The site, discovered near Cumwhitton, is believed to date to the early 10th century, and archaeologists working there called it the first Viking burial ground found in Britain.
The only other known Viking cemetery was found in Ingleby east of Cumwhitton. It was excavated in the 1940s, but the bodies had been cremated and not buried.
Local metal specialist Peter Adams made the find at the end of March and reported it to the Portable Antiquities Scheme, which is run by the Museums, Libraries and Archive Council.
"This is tremendous news, a unique discovery which will improve people's understanding of the area and its history," council chairman Mark Wood said.
The Vikings, inhabitants of Scandinavia from 800 to 1100, traded with, and raided, much of Europe, often settling there. They invaded and conquered England in 1013.
The burial ground was unearthed when Adams found two copper brooches. The grave of a Viking woman was found underneath, and further excavation led to the discovery of the graves of another woman and four men.

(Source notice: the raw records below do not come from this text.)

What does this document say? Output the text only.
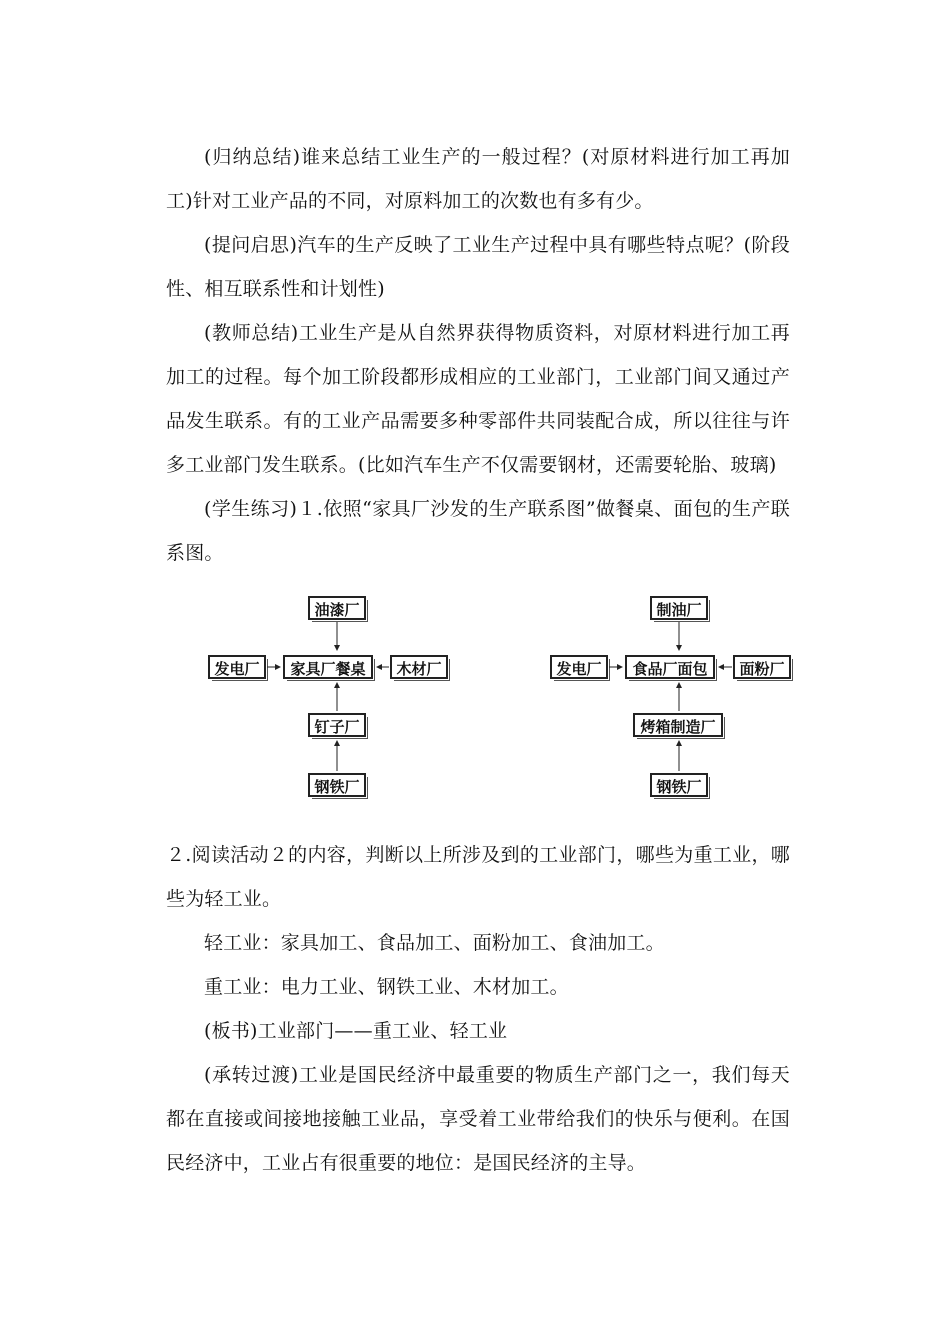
(归纳总结)谁来总结工业生产的一般过程？(对原材料进行加工再加工)针对工业产品的不同，对原料加工的次数也有多有少。

(提问启思)汽车的生产反映了工业生产过程中具有哪些特点呢？(阶段性、相互联系性和计划性)

(教师总结)工业生产是从自然界获得物质资料，对原材料进行加工再加工的过程。每个加工阶段都形成相应的工业部门，工业部门间又通过产品发生联系。有的工业产品需要多种零部件共同装配合成，所以往往与许多工业部门发生联系。(比如汽车生产不仅需要钢材，还需要轮胎、玻璃)

(学生练习)１.依照“家具厂沙发的生产联系图”做餐桌、面包的生产联系图。

油漆厂
发电厂	家具厂餐桌	木材厂
钉子厂
钢铁厂
制油厂
发电厂	食品厂面包	面粉厂
烤箱制造厂
钢铁厂

２.阅读活动２的内容，判断以上所涉及到的工业部门，哪些为重工业，哪些为轻工业。

轻工业：家具加工、食品加工、面粉加工、食油加工。

重工业：电力工业、钢铁工业、木材加工。

(板书)工业部门——重工业、轻工业

(承转过渡)工业是国民经济中最重要的物质生产部门之一，我们每天都在直接或间接地接触工业品，享受着工业带给我们的快乐与便利。在国民经济中，工业占有很重要的地位：是国民经济的主导。
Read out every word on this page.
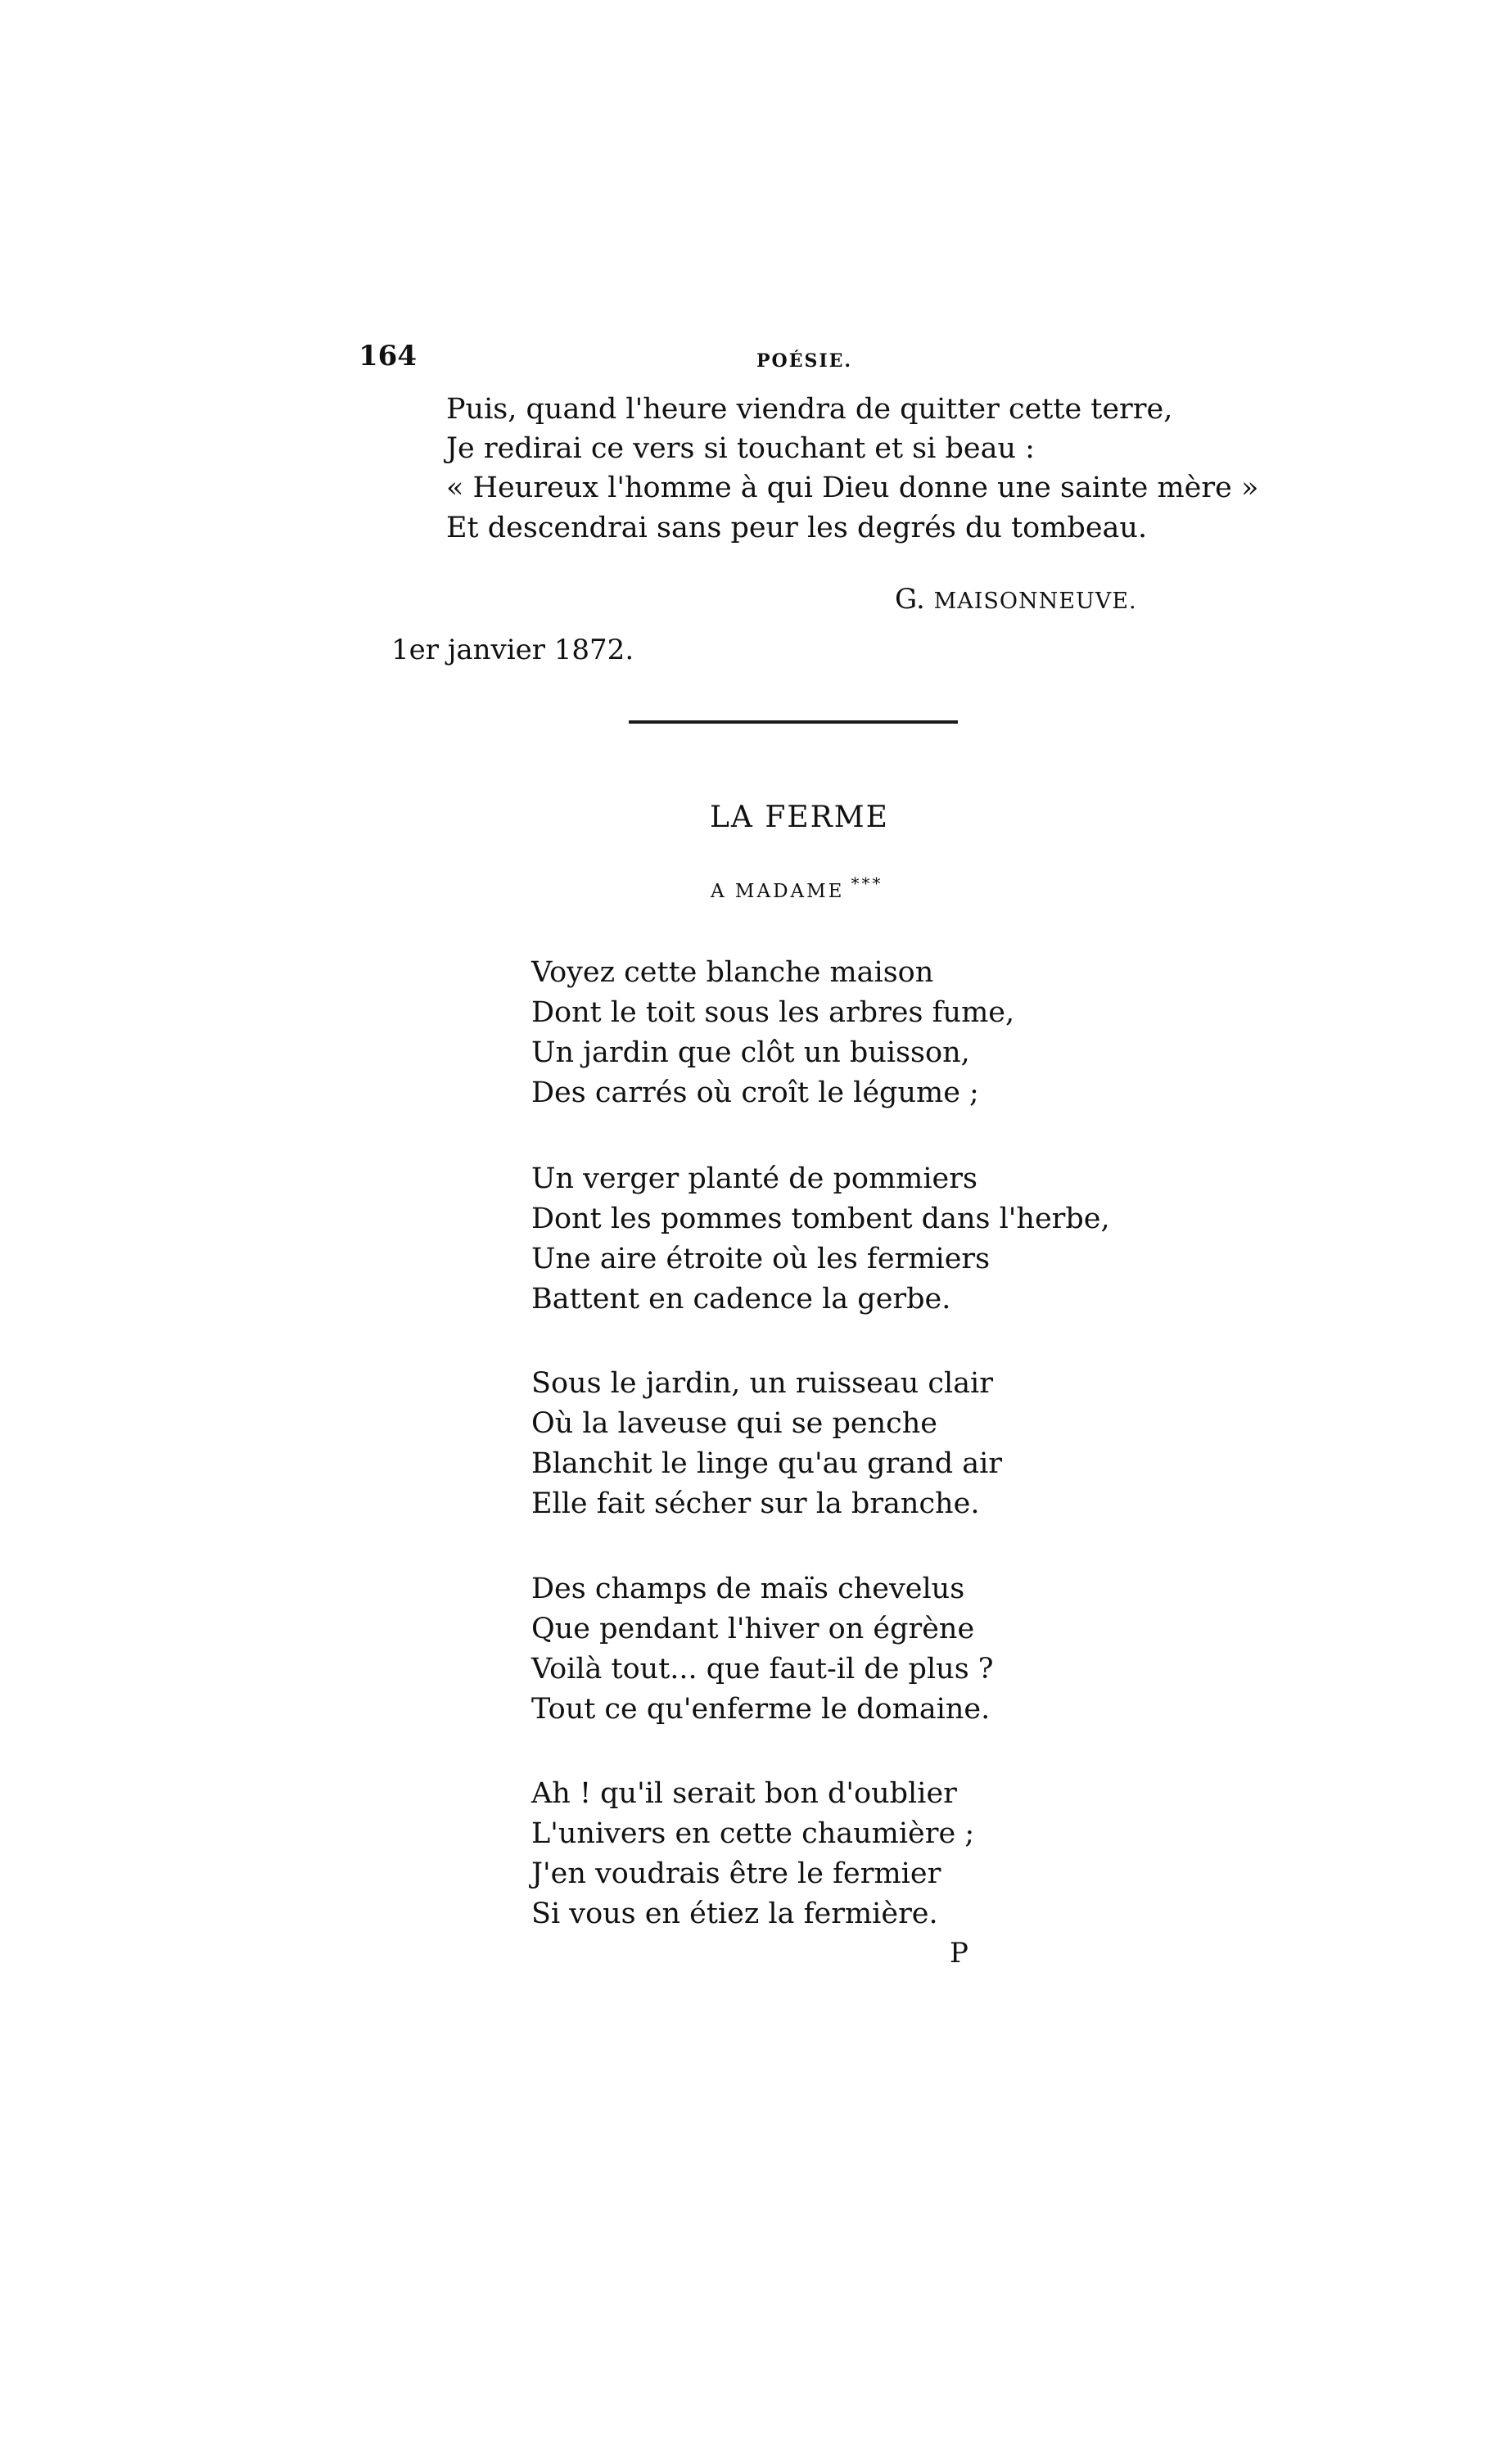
164	POÉSIE.
Puis, quand l'heure viendra de quitter cette terre,
Je redirai ce vers si touchant et si beau :
« Heureux l'homme à qui Dieu donne une sainte mère »
Et descendrai sans peur les degrés du tombeau.
G. MAISONNEUVE.
1er janvier 1872.
LA FERME
A MADAME ***
Voyez cette blanche maison
Dont le toit sous les arbres fume,
Un jardin que clôt un buisson,
Des carrés où croît le légume ;
Un verger planté de pommiers
Dont les pommes tombent dans l'herbe,
Une aire étroite où les fermiers
Battent en cadence la gerbe.
Sous le jardin, un ruisseau clair
Où la laveuse qui se penche
Blanchit le linge qu'au grand air
Elle fait sécher sur la branche.
Des champs de maïs chevelus
Que pendant l'hiver on égrène
Voilà tout... que faut-il de plus ?
Tout ce qu'enferme le domaine.
Ah ! qu'il serait bon d'oublier
L'univers en cette chaumière ;
J'en voudrais être le fermier
Si vous en étiez la fermière.
P
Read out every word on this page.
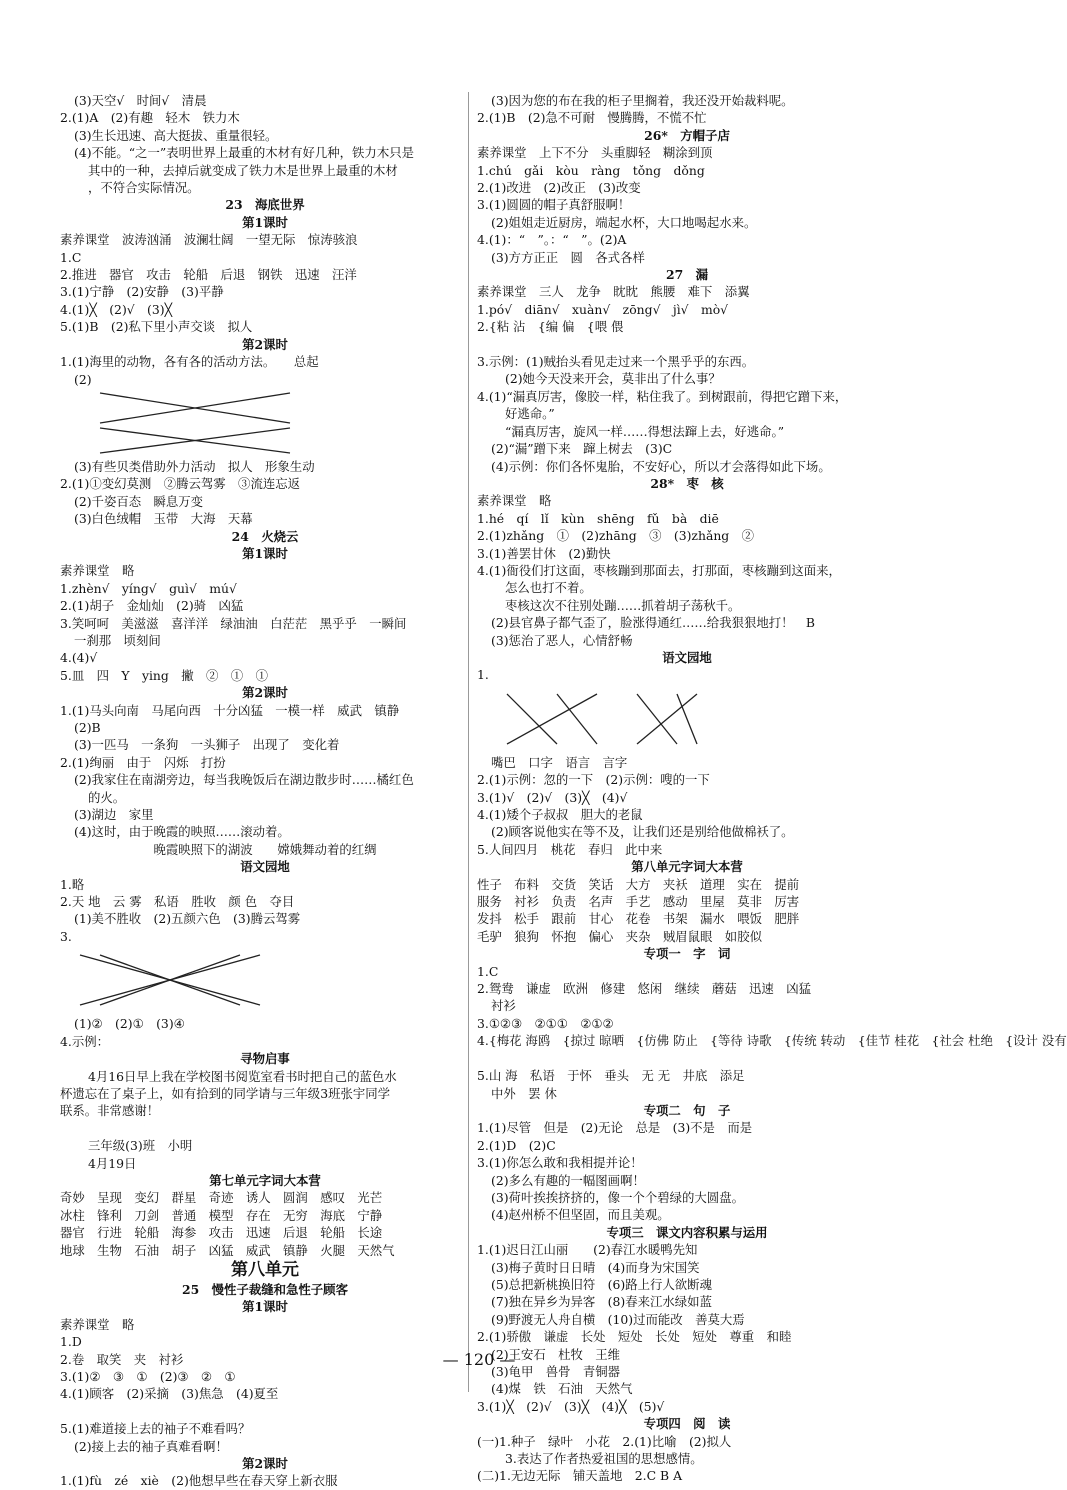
(3)天空√　时间√　清晨
2.(1)A　(2)有趣　轻木　铁力木
(3)生长迅速、高大挺拔、重量很轻。
(4)不能。“之一”表明世界上最重的木材有好几种，铁力木只是
其中的一种，去掉后就变成了铁力木是世界上最重的木材
，不符合实际情况。
23　海底世界
第1课时
素养课堂　波涛汹涌　波澜壮阔　一望无际　惊涛骇浪
1.C
2.推进　器官　攻击　轮船　后退　钢铁　迅速　汪洋
3.(1)宁静　(2)安静　(3)平静
4.(1)╳　(2)√　(3)╳
5.(1)B　(2)私下里小声交谈　拟人
第2课时
1.(1)海里的动物，各有各的活动方法。　　总起
(2)
(3)有些贝类借助外力活动　拟人　形象生动
2.(1)①变幻莫测　②腾云驾雾　③流连忘返
(2)千姿百态　瞬息万变
(3)白色绒帽　玉带　大海　天幕
24　火烧云
第1课时
素养课堂　略
1.zhèn√　yíng√　guì√　mú√
2.(1)胡子　金灿灿　(2)骑　凶猛
3.笑呵呵　美滋滋　喜洋洋　绿油油　白茫茫　黑乎乎　一瞬间
一刹那　顷刻间
4.(4)√
5.皿　四　Y　ying　撇　②　①　①
第2课时
1.(1)马头向南　马尾向西　十分凶猛　一模一样　威武　镇静
(2)B
(3)一匹马　一条狗　一头狮子　出现了　变化着
2.(1)绚丽　由于　闪烁　打扮
(2)我家住在南湖旁边，每当我晚饭后在湖边散步时……橘红色
的火。
(3)湖边　家里
(4)这时，由于晚霞的映照……滚动着。
晚霞映照下的湖波　　嫦娥舞动着的红绸
语文园地
1.略
2.天 地　云 雾　私语　胜收　颜 色　夺目
(1)美不胜收　(2)五颜六色　(3)腾云驾雾
3.
(1)②　(2)①　(3)④
4.示例：
寻物启事
4月16日早上我在学校图书阅览室看书时把自己的蓝色水
杯遗忘在了桌子上，如有拾到的同学请与三年级3班张宇同学
联系。非常感谢！
三年级(3)班　小明
4月19日
第七单元字词大本营
奇妙　呈现　变幻　群星　奇迹　诱人　圆润　感叹　光芒
冰柱　锋利　刀剑　普通　模型　存在　无穷　海底　宁静
器官　行进　轮船　海参　攻击　迅速　后退　轮船　长途
地球　生物　石油　胡子　凶猛　威武　镇静　火腿　天然气
第八单元
25　慢性子裁缝和急性子顾客
第1课时
素养课堂　略
1.D
2.卷　取笑　夹　衬衫
3.(1)②　③　①　(2)③　②　①
4.(1)顾客　(2)采摘　(3)焦急　(4)夏至
5.(1)难道接上去的袖子不难看吗？
(2)接上去的袖子真难看啊！
第2课时
1.(1)fù　zé　xiè　(2)他想早些在春天穿上新衣服
(3)因为您的布在我的柜子里搁着，我还没开始裁料呢。
2.(1)B　(2)急不可耐　慢腾腾，不慌不忙
26*　方帽子店
素养课堂　上下不分　头重脚轻　糊涂到顶
1.chú　gǎi　kòu　ràng　tǒng　dǒng
2.(1)改进　(2)改正　(3)改变
3.(1)圆圆的帽子真舒服啊！
(2)姐姐走近厨房，端起水杯，大口地喝起水来。
4.(1)：“　”。：“　”。(2)A
(3)方方正正　圆　各式各样
27　漏
素养课堂　三人　龙争　眈眈　熊腰　难下　添翼
1.pó√　diān√　xuàn√　zōng√　jì√　mò√
2.{粘 沾　{编 偏　{喂 偎
3.示例：(1)贼抬头看见走过来一个黑乎乎的东西。
(2)她今天没来开会，莫非出了什么事？
4.(1)“漏真厉害，像胶一样，粘住我了。到树跟前，得把它蹭下来，
好逃命。”
“漏真厉害，旋风一样……得想法蹿上去，好逃命。”
(2)“漏”蹭下来　蹿上树去　(3)C
(4)示例：你们各怀鬼胎，不安好心，所以才会落得如此下场。
28*　枣　核
素养课堂　略
1.hé　qí　lǐ　kùn　shēng　fǔ　bà　diē
2.(1)zhǎng　①　(2)zhāng　③　(3)zhǎng　②
3.(1)善罢甘休　(2)勤快
4.(1)衙役们打这面，枣核蹦到那面去，打那面，枣核蹦到这面来，
怎么也打不着。
枣核这次不往别处蹦……抓着胡子荡秋千。
(2)县官鼻子都气歪了，脸涨得通红……给我狠狠地打！　B
(3)惩治了恶人，心情舒畅
语文园地
1.
嘴巴　口字　语言　言字
2.(1)示例：忽的一下　(2)示例：嗖的一下
3.(1)√　(2)√　(3)╳　(4)√
4.(1)矮个子叔叔　胆大的老鼠
(2)顾客说他实在等不及，让我们还是别给他做棉袄了。
5.人间四月　桃花　春归　此中来
第八单元字词大本营
性子　布料　交货　笑话　大方　夹袄　道理　实在　提前
服务　衬衫　负责　名声　手艺　感动　里屋　莫非　厉害
发抖　松手　跟前　甘心　花卷　书架　漏水　喂饭　肥胖
毛驴　狼狗　怀抱　偏心　夹杂　贼眉鼠眼　如胶似
专项一　字　词
1.C
2.鸳鸯　谦虚　欧洲　修建　悠闲　继续　蘑菇　迅速　凶猛
衬衫
3.①②③　②①①　②①②
4.{梅花 海鸥　{掠过 晾晒　{仿佛 防止　{等待 诗歌　{传统 转动　{佳节 桂花　{社会 杜绝　{设计 没有
5.山 海　私语　于怀　垂头　无 无　井底　添足
中外　罢 休
专项二　句　子
1.(1)尽管　但是　(2)无论　总是　(3)不是　而是
2.(1)D　(2)C
3.(1)你怎么敢和我相提并论！
(2)多么有趣的一幅图画啊！
(3)荷叶挨挨挤挤的，像一个个碧绿的大圆盘。
(4)赵州桥不但坚固，而且美观。
专项三　课文内容积累与运用
1.(1)迟日江山丽　　(2)春江水暖鸭先知
(3)梅子黄时日日晴　(4)而身为宋国笑
(5)总把新桃换旧符　(6)路上行人欲断魂
(7)独在异乡为异客　(8)春来江水绿如蓝
(9)野渡无人舟自横　(10)过而能改　善莫大焉
2.(1)骄傲　谦虚　长处　短处　长处　短处　尊重　和睦
(2)王安石　杜牧　王维
(3)龟甲　兽骨　青铜器
(4)煤　铁　石油　天然气
3.(1)╳　(2)√　(3)╳　(4)╳　(5)√
专项四　阅　读
(一)1.种子　绿叶　小花　2.(1)比喻　(2)拟人
3.表达了作者热爱祖国的思想感情。
(二)1.无边无际　铺天盖地　2.C B A
— 120 —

Among the items found in the graves were weapons, spurs, a bridle and a drinking horn, as well as a jet bracelet and a copper alloy belt fitting.
Adams described it as "the find of a lifetime."
Rachel Newman, of Oxford Archaeology North, said: "We could not have expected more from the excavation of the site.
"We knew the brooches found by Mr. Adams came from a burial of a Viking Age woman, which was exciting and of great importance in itself. But we did not expect to find five other graves complete with such a splendid array of artifacts. It truly has been an amazing few months excavating this extremely important Viking Age site."
Arts Minister Estelle Morris said: "We should all be grateful to Mr. Adams, who recorded his find so promptly. As a result, the experts have been able to learn more about this fascinating site and uncover the secrets of a time capsule more than 1,000 years old."
Some of the items found were to be shown Tuesday at the Tullie House Museum and Art Gallery in the nearby city of Carlisle.